The denouement has been long in the making, but on Friday morning, when Infosys announced that its first non-promoter CEO & MD Vishal Sikka had resigned, it still came as a shock. Even more stunning was the unprecedented, frontal attack the board of Infosys mounted on the company’s co-founder N R Narayana Murthy, saying that Sikka had resigned despite “strong” board support and holding Murthy solely responsible for the departure of a “valued” CEO and harming employee morale.
The reaction was sharp and instant, the Infy stock tanked over 10% and investors lost Rs 22,500 crore . The loss for Narayana Murthy and family was Rs 850 crore. At one point in intra-day trade, it touched a 3-year low when it fell 13%, wiping out Rs 30,000 crore or nearly $5 billion of its market cap.
In a letter to the staff, Sikka said, ”I cannot carry out my job as CEO and continue to create value, while also constantly defending against unrelenting, baseless/malicious and increasingly personal attacks….After much contemplation I have decided to leave because the distractions, the very public noise around us, have created an untenable atmosphere.”
U B Pravin Rao:
U B Pravin Rao, COO and a veteran who’s spent 30 years with the company, has been appointed interim chief executive officer and managing director reporting to Sikka. In an unexpected turn, Sikka is staying as executive vice chairman till a new, permanent CEO takes over, not later than March 31, 2018.
In another surprise move, the company’s co-chair Ravi Venkatesan told analysts in a call that given the current environment at Infosys, it might be difficult to get a good outside candidate. He said: “The challenge for anybody coming from outside, as Vishal experienced, is to manage the cultural adaptation, and then transform it. It is going to be challenging to find the right candidate. The CEO search is not going to be easy.” It was interpreted to mean that the next CEO would most probably be from the internal pool. This remark is interesting given that there is much talk in Bangalore’s IT circles that Venkatesan is interested in the CEO’s job himself.
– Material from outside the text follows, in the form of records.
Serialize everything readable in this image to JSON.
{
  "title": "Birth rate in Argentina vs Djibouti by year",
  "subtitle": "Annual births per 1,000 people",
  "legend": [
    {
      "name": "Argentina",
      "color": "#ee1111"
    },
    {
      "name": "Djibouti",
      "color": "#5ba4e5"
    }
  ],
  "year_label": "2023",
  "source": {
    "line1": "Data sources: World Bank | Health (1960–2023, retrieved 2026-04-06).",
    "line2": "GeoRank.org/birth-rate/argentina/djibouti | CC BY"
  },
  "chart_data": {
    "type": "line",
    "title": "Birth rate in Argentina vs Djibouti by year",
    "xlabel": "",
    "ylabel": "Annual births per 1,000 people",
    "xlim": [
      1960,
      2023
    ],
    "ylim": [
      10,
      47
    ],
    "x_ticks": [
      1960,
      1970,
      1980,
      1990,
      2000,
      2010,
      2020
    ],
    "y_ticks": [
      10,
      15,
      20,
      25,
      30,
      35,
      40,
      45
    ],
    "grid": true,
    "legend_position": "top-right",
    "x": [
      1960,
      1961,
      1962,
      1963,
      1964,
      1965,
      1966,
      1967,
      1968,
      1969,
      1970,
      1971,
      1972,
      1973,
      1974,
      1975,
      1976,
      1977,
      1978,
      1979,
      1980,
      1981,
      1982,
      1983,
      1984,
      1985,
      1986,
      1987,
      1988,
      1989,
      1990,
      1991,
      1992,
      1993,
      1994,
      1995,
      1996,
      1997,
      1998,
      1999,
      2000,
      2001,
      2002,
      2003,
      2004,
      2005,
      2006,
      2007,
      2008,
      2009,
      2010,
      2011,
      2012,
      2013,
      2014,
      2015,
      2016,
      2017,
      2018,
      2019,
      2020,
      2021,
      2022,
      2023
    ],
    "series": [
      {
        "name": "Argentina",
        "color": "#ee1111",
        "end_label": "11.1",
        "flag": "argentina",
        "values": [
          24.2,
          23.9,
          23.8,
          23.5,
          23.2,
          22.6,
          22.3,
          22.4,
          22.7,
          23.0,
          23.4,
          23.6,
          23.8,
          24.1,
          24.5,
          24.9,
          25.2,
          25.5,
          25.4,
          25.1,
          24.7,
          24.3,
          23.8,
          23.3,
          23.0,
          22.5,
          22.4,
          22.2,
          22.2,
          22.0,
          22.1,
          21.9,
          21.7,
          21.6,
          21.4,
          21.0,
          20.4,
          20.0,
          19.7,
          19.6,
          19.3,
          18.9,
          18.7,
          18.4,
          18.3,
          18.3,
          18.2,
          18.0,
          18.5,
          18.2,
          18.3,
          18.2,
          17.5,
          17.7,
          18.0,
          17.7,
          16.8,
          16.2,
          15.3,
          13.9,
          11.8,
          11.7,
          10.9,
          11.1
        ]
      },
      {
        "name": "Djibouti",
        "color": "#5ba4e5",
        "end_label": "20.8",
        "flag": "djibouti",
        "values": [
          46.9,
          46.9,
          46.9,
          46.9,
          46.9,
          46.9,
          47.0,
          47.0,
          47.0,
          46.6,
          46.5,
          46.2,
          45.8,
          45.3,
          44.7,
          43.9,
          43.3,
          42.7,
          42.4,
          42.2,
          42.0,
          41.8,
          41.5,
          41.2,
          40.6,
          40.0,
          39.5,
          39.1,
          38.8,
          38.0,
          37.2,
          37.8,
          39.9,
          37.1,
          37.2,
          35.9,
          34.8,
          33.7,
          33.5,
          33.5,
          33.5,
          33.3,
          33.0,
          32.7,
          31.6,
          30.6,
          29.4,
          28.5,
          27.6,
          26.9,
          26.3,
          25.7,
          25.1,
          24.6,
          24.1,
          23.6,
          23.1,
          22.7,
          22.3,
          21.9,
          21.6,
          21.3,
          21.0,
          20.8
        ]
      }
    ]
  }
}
At a later press conference, he denied that he was aiming for the top executive position in Infosys.
Founder Narayana Murthy:
The board has also ruled out Murthy playing a formal role in the governance of the company, which many thought was on the cards until Friday.
Murthy, on his part, said that while he was “extremely anguished by the allegation, tone and tenor of the statements,” it was “below his dignity to respond to such baseless insinuations”. He said he would reply to “these allegations in the right manner and in the right forum at the appropriate time.” Murthy further pointed out that he voluntarily left the board in 2014 and “am not seeking any money, position for children or power.”
The simmering tension between Sikka and the board on one hand and the founders, led by Murthy, on the other, came out in the open early this year and has seen large amounts of dirty linen being washed in public. Murthy has led a campaign against what he termed as deteriorating “corporate governance” at Infosys. It first came to light when he and a couple of other promoters voted against the salary hike given to Sikka and the appointment of Punita Sinha to the board in April 2016.
Later, he questioned the severance payout of Rs 17 crore to the then CFO Rajiv Bansal and the Rs 6 crore given to departing legal counsel David Kennedy. After a sustained campaign by Murthy, the board was forced to acknowledge that in paying out such large sums there had been an error in judgement and the bulk of the money due to Bansal was held back. The matter is in arbitration, currently.
Another bone of contention was the acquisition of Israeli cloud company Panaya for $200 million in Feb 2015. The company, on the basis of whistleblower complaints, held independent investigations and concluded that there was no wrongdoing. Murthy has not subscribed to this and has continued to raise the issue.
On Friday, a business daily reported on a mail that Murthy had purportedly written to some advisors in which he quoted some independent directors as saying Sikka was CTO (chief technology officer) and not CEO material.
Within hours of the announcement of Sikka’s resignation, the board came out full guns blazing in his support, and against the co-founder, assuring various stakeholders that “it is committed not to be distracted by this misguided campaign by Mr Murthy”.
See the Letter here:
The board also made startling disclosures which appear to fly in the face of the good corporate governance norms that Murthy has been championing. It said that Murthy demanded that the board adopt certain changes in policy, else he would attack board members in public; that it appoint specific individuals on the board; that it make operational and management changes under the threat of media attacks. And, significantly, “Murthy wanted the demands to be adhered to without attribution to him,” the board added.